Sentía una mezcla de alivio y de pena; de alivio, por huir del peligro y de las situaciones difíciles futuras posibles, y de pena, porque le parecía doloroso no verla, ni oírla. Se hubiera contentado con la posibilidad de verla de cuando en cuando.

El amor propio le hacía pensar: «He quedado bien; ella no me puede reprochar nada»; pero esta satisfacción estaba muy impregnada de amargura.

La depresión profunda del ánimo le producía como un desdoblamiento y una cierta insensibilidad. Lo orgánico era en él lo deprimido; el espíritu estaba sereno. Podía discutir y razonar con tranquilidad, y hasta con cierta sorna, de su situación.

«Estos amores tardíos —se dijo— son como esa planta fantástica que llama Eliano cynopastos, que echa una flor de color de fuego que brilla al anochecer a la manera de un relámpago. Ya brilló y se apagó.»

Se puso a pasearse por el balcón de madera del caserío, de un lado a otro, mecánicamente. No quería salir. No quería encontrarse con nadie en la carretera. Cerca de una hora estuvo dando vueltas en el balcón.

«Está uno bien, muy bien —murmuraba, de cuando en cuando, frotándose las manos—; por la derecha, el vacío; por la izquierda, nada…, el corazón, que no marcha, o que marcha mal, y la angustia perpetua…; luego, la vida en el extranjero…, la lluvia, la niebla… ¡Ah…! Estamos bien. Estamos bien», y se frotaba las manos de nuevo y suspiraba.

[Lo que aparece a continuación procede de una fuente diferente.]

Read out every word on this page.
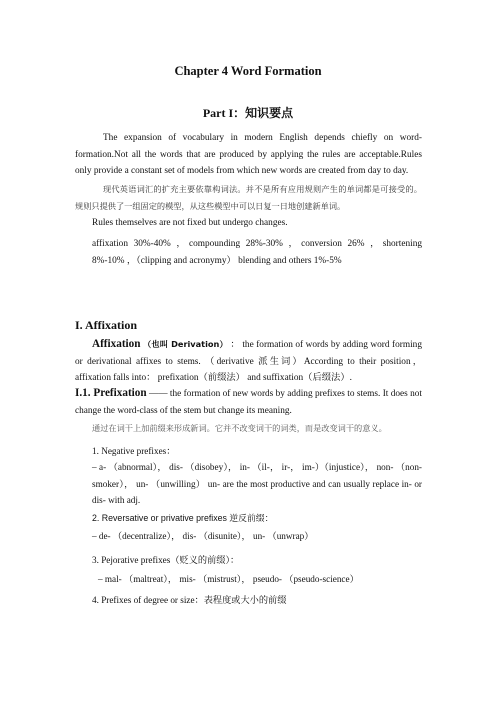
Chapter 4 Word Formation
Part I：知识要点
The expansion of vocabulary in modern English depends chiefly on word-formation.Not all the words that are produced by applying the rules are acceptable.Rules only provide a constant set of models from which new words are created from day to day.
现代英语词汇的扩充主要依靠构词法。并不是所有应用规则产生的单词都是可接受的。规则只提供了一组固定的模型，从这些模型中可以日复一日地创建新单词。
Rules themselves are not fixed but undergo changes.
affixation 30%-40% ，compounding 28%-30% ，conversion 26% ，shortening 8%-10% ，（clipping and acronymy） blending and others 1%-5%
I. Affixation
Affixation （也叫 Derivation） ： the formation of words by adding word forming or derivational affixes to stems. （derivative 派生词）According to their position， affixation falls into： prefixation（前缀法） and suffixation（后缀法）.
I.1. Prefixation —— the formation of new words by adding prefixes to stems. It does not change the word-class of the stem but change its meaning.
通过在词干上加前缀来形成新词。它并不改变词干的词类，而是改变词干的意义。
1. Negative prefixes：
– a- （abnormal）， dis- （disobey）， in- （il-， ir-， im-）（injustice）， non- （non-smoker）， un- （unwilling） un- are the most productive and can usually replace in- or dis- with adj.
2. Reversative or privative prefixes 逆反前缀：
– de- （decentralize）， dis- （disunite）， un- （unwrap）
3. Pejorative prefixes（贬义的前缀）：
– mal- （maltreat）， mis- （mistrust）， pseudo- （pseudo-science）
4. Prefixes of degree or size：表程度或大小的前缀
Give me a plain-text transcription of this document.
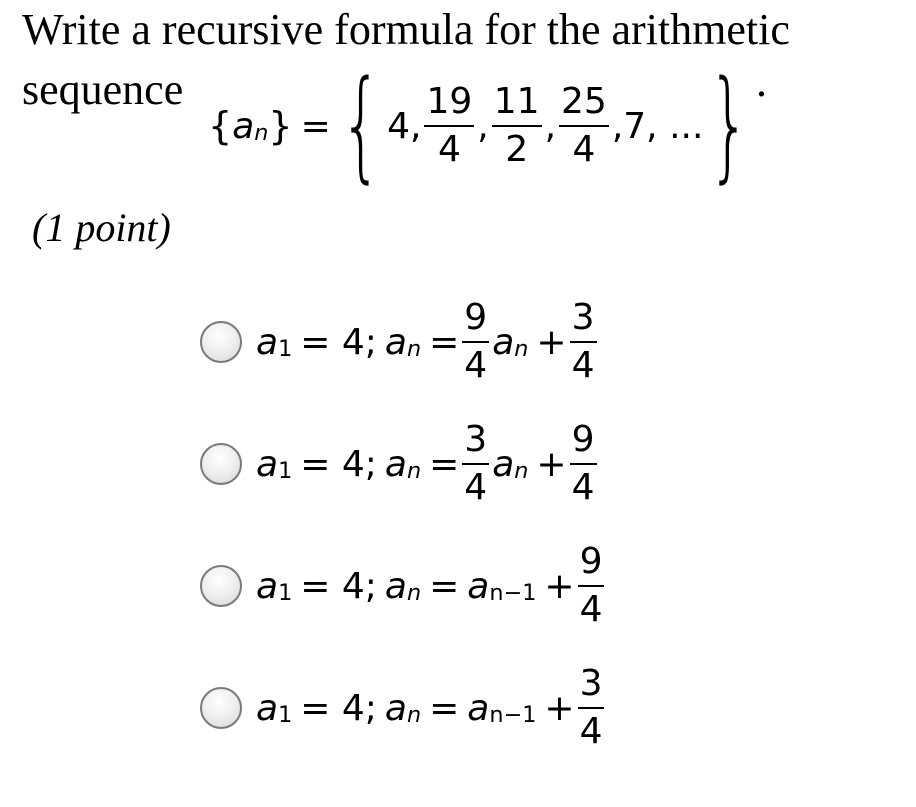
Write a recursive formula for the arithmetic
sequence
{ a n } = { 4, $\frac{19}{4}$ , $\frac{11}{2}$ , $\frac{25}{4} ,7$, ... } .
(1 point)
a 1 = 4; a $n = \frac{9}{4}$ a $n + \frac{3}{4}$
a 1 = 4; a $n = \frac{3}{4}$ a $n + \frac{9}{4}$
a 1 = 4; a n = a $n-1 + \frac{9}{4}$
a 1 = 4; a n = a $n-1 + \frac{3}{4}$
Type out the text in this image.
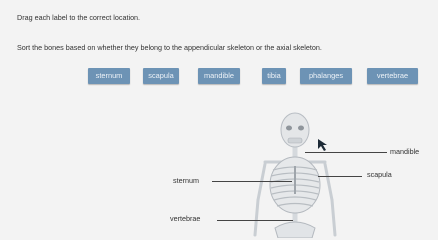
Drag each label to the correct location.
Sort the bones based on whether they belong to the appendicular skeleton or the axial skeleton.
sternum	scapula	mandible	tibia	phalanges	vertebrae
mandible
scapula
sternum
vertebrae
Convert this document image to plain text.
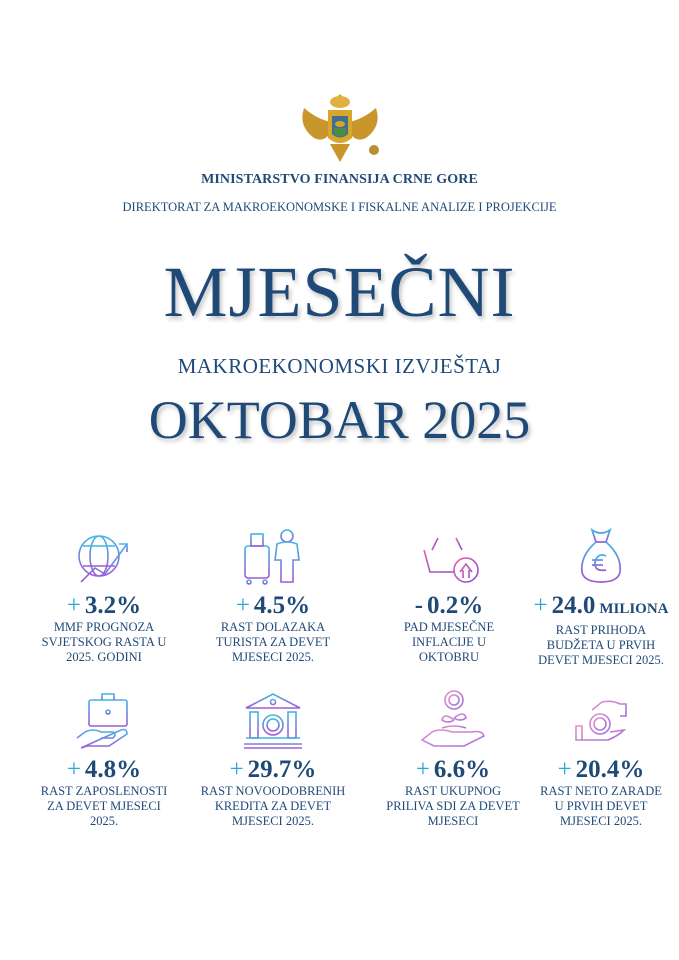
MINISTARSTVO FINANSIJA CRNE GORE
DIREKTORAT ZA MAKROEKONOMSKE I FISKALNE ANALIZE I PROJEKCIJE
MJESEČNI
MAKROEKONOMSKI IZVJEŠTAJ
OKTOBAR 2025
+ 3.2%
MMF PROGNOZA
SVJETSKOG RASTA U
2025. GODINI
+ 4.5%
RAST DOLAZAKA
TURISTA ZA DEVET
MJESECI 2025.
- 0.2%
PAD MJESEČNE
INFLACIJE U
OKTOBRU
+ 24.0 MILIONA
RAST PRIHODA
BUDŽETA U PRVIH
DEVET MJESECI 2025.
+ 4.8%
RAST ZAPOSLENOSTI
ZA DEVET MJESECI
2025.
+ 29.7%
RAST NOVOODOBRENIH
KREDITA ZA DEVET
MJESECI 2025.
+ 6.6%
RAST UKUPNOG
PRILIVA SDI ZA DEVET
MJESECI
+ 20.4%
RAST NETO ZARADE
U PRVIH DEVET
MJESECI 2025.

Confuso, y sintiéndose como el animal herido, se decidió a volver a su casa de Rotterdam. Después de tomar esta decisión, se sentía con alguna energía.

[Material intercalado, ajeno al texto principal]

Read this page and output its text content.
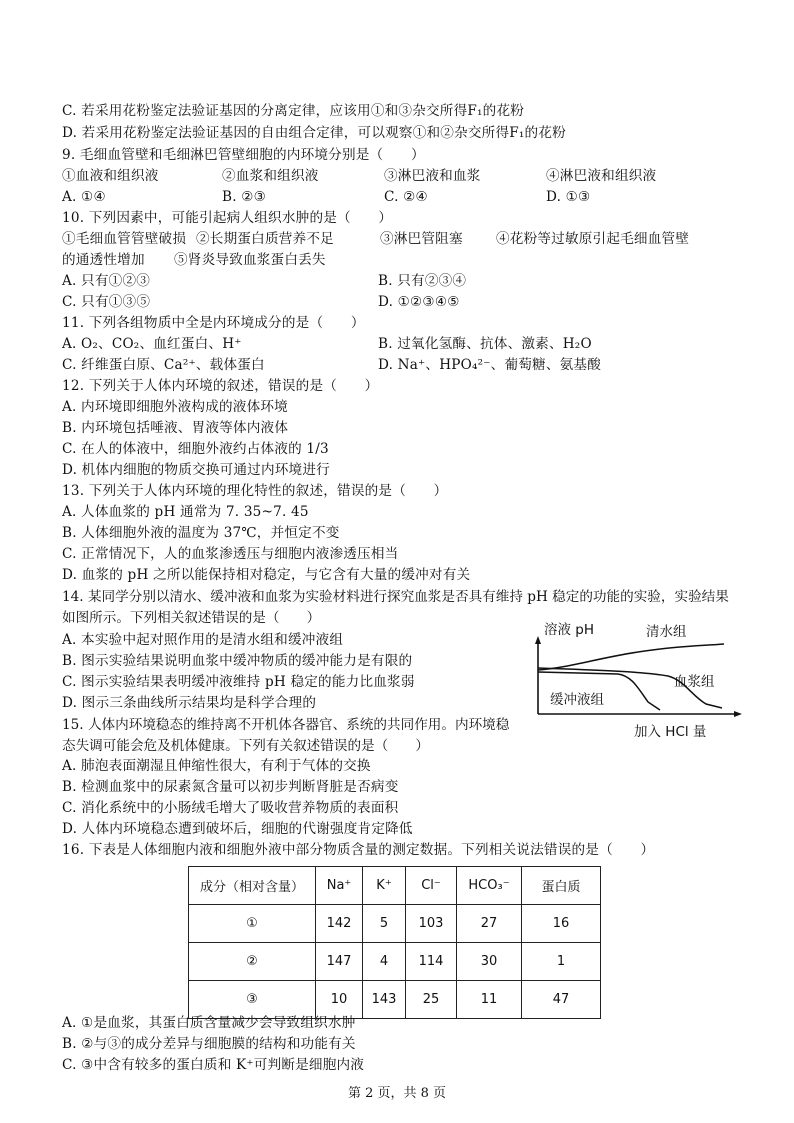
C. 若采用花粉鉴定法验证基因的分离定律，应该用①和③杂交所得F₁的花粉
D. 若采用花粉鉴定法验证基因的自由组合定律，可以观察①和②杂交所得F₁的花粉
9. 毛细血管壁和毛细淋巴管壁细胞的内环境分别是（　　）
①血液和组织液	②血浆和组织液	③淋巴液和血浆	④淋巴液和组织液
A. ①④	B. ②③	C. ②④	D. ①③
10. 下列因素中，可能引起病人组织水肿的是（　　）
①毛细血管管壁破损 ②长期蛋白质营养不足	③淋巴管阻塞 ④花粉等过敏原引起毛细血管壁
的通透性增加 ⑤肾炎导致血浆蛋白丢失
A. 只有①②③	B. 只有②③④
C. 只有①③⑤	D. ①②③④⑤
11. 下列各组物质中全是内环境成分的是（　　）
A. O₂、CO₂、血红蛋白、H⁺	B. 过氧化氢酶、抗体、激素、H₂O
C. 纤维蛋白原、Ca²⁺、载体蛋白	D. Na⁺、HPO₄²⁻、葡萄糖、氨基酸
12. 下列关于人体内环境的叙述，错误的是（　　）
A. 内环境即细胞外液构成的液体环境
B. 内环境包括唾液、胃液等体内液体
C. 在人的体液中，细胞外液约占体液的 1/3
D. 机体内细胞的物质交换可通过内环境进行
13. 下列关于人体内环境的理化特性的叙述，错误的是（　　）
A. 人体血浆的 pH 通常为 7. 35~7. 45
B. 人体细胞外液的温度为 37℃，并恒定不变
C. 正常情况下，人的血浆渗透压与细胞内液渗透压相当
D. 血浆的 pH 之所以能保持相对稳定，与它含有大量的缓冲对有关
14. 某同学分别以清水、缓冲液和血浆为实验材料进行探究血浆是否具有维持 pH 稳定的功能的实验，实验结果如图所示。下列相关叙述错误的是（　　）
A. 本实验中起对照作用的是清水组和缓冲液组
B. 图示实验结果说明血浆中缓冲物质的缓冲能力是有限的
C. 图示实验结果表明缓冲液维持 pH 稳定的能力比血浆弱
D. 图示三条曲线所示结果均是科学合理的
溶液 pH	清水组
血浆组
缓冲液组
加入 HCl 量
15. 人体内环境稳态的维持离不开机体各器官、系统的共同作用。内环境稳态失调可能会危及机体健康。下列有关叙述错误的是（　　）
A. 肺泡表面潮湿且伸缩性很大，有利于气体的交换
B. 检测血浆中的尿素氮含量可以初步判断肾脏是否病变
C. 消化系统中的小肠绒毛增大了吸收营养物质的表面积
D. 人体内环境稳态遭到破坏后，细胞的代谢强度肯定降低
16. 下表是人体细胞内液和细胞外液中部分物质含量的测定数据。下列相关说法错误的是（　　）
成分（相对含量）	Na⁺	K⁺	Cl⁻	HCO₃⁻	蛋白质
①	142	5	103	27	16
②	147	4	114	30	1
③	10	143	25	11	47
A. ①是血浆，其蛋白质含量减少会导致组织水肿
B. ②与③的成分差异与细胞膜的结构和功能有关
C. ③中含有较多的蛋白质和 K⁺可判断是细胞内液
第 2 页，共 8 页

Miró al reloj. El tren de la tarde había salido; había que esperar al de la noche. Aquellas horas le iban a parecer muy largas. No quería salir, para no ver a nadie y no oír tonterías y cosas insignificantes; prefería estar solo con sus preocupaciones. Se decidió a pasar las horas aquellas paseando por el balcón y por el desván. El desorden, el cementerio de trastos viejos de la buhardilla estaba muy en armonía con el desconcierto de su alma.

En un rincón había una cama de madera antigua y rota; quizá era de sus padres; en otro, una silla alta de las que sirven para los niños.

De los dos arcones, uno, viejo, carcomido, apolillado, tenía adornos, estrellas y abanicos. Dentro olía a húmedo y tenía algunos granos de maíz. No era fea esta arca, sino muy bonita; pero estaba ya deshecha por la polilla.

«Habrá tenido mala suerte —se dijo Larrañaga—; otras iguales, barnizadas, charoladas, estarán en una sala elegante, y esta se pudre en el desván. Otras habrán guardado los arreos de los novios, mantillas de seda y abanicos perfumados, y esta no habrá servido más que para el maíz y para el tocino. Es la casualidad, la fortuna. ¡Cuántas cosas no habrá así! Hombres valientes e inteligentes que no han podido manifestar su bravura ni su inteligencia; mujeres fuertes, que hubiesen podido engendrar una casta de héroes, que han muerto infecundas; imbéciles que han mandado, talentos originales que se han hundido sin dar el menor fruto. Claro. La naturaleza es bastante rica para derrochar sus semillas; el que se pierda el grano, no le preocupa, tiene reservas en su granero; pero a uno, que es un grano en el granero, le importa mucho. Hay quien cree que la casualidad nos da a todos condiciones compensadas. Es una ridícula tesis providencialista disfrazada. A mí no me ha dado más que un corazón un poco débil y demasiado ácido úrico en la sangre.»